Shobhana Subramanian in Mumbai | November 11, 2004 09:51 IST

Banks and housing companies have signalled that home loans are going to become costlier after Diwali. The extent of the increase should be about 25-50 basis points, across maturities.

For those of you who are sitting on loans with a fixed rate of interest, you have nothing to worry about. If you are about to take a loan, it would be a good idea for you to lock yourself into a fixed rate of between 7.75 per cent- 8 per cent and protect your downside.

It's folks who have a loan with a floating rate of interest, who might want to check out whether or not it makes sense to switch to a fixed rate at this point. That's provided your banker allows you to switch in the first place.

HDFC, for instance has still not come up with a product which allows you to change from a floating rate to a fixed rate, though it says it will do so soon.

The current floating rate is 7.5-7.75 per cent and is expected to move up to 8 per cent. You could probably get a fixed rate loan at between 8 and 8.25 per cent. As the chart shows, the EMI per lakh (Rs 100,000) for an increase of 50 basis points for an outstanding tenor of 15 years is Rs 28.

So for an outstanding loan amount of say Rs 10 lakh, it would work out to Rs 280. However, if interest rates edge up further by say another 50 basis points, the increase in the EMI per lakh, again for a 15 year tenor is about six per cent (Rs 928 to Rs 985).

True, there is a cost for switching of 1.75 per cent on the outstanding amount according to ICICI Bank. This fee has to be paid upfront, which is a bit of a blow.

So, on an outstanding loan amount of Rs 10,00,000, the switching fee would set you back by Rs 17,500 immediately.

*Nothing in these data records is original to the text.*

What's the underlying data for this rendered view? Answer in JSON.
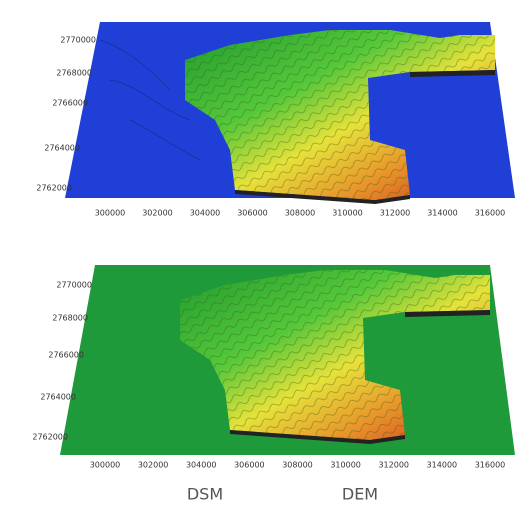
{
  "panels": [
    {
      "y_labels": [
        "2770000",
        "2768000",
        "2766000",
        "2764000",
        "2762000"
      ],
      "x_labels": [
        "300000",
        "302000",
        "304000",
        "306000",
        "308000",
        "310000",
        "312000",
        "314000",
        "316000"
      ]
    },
    {
      "y_labels": [
        "2770000",
        "2768000",
        "2766000",
        "2764000",
        "2762000"
      ],
      "x_labels": [
        "300000",
        "302000",
        "304000",
        "306000",
        "308000",
        "310000",
        "312000",
        "314000",
        "316000"
      ]
    }
  ],
  "captions": [
    "DSM",
    "DEM"
  ]
}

However, if you spread this amount over the life of the loan (say ten years) it would amount to Rs 146 extra per month. For a 15-year balance tenor it works out to Rs 96 extra per month.

Your banker may try to soften the blow and persuade you to retain the same EMI, suggesting that you change the tenor. But it makes sense to increase the EMI even if means sacrificing some comforts now and writing out cheques all over again.

The increase in the tenure for a loan with an outstanding tenor of 15 years, if interest rates move up by 100 basis points is two years or 24 more EMIs. That is an increase of 14 per cent.

If interest rates move up by 200 basis points the tenor could go up by as much as five years or 60 EMIs, an increase of 33 per cent.

The chances of interest rate going up cannot be ruled out . Sure , over a longer period of ten years rates could move down again. But, with even experts having failed to predict rates correctly, its better not to take a chance.

Remember that when floating rates go up by 100 basis points, fixed rates go up by an even higher amount of 150 basis points. So don't put it off till the next round of hikes. Fix that loan now.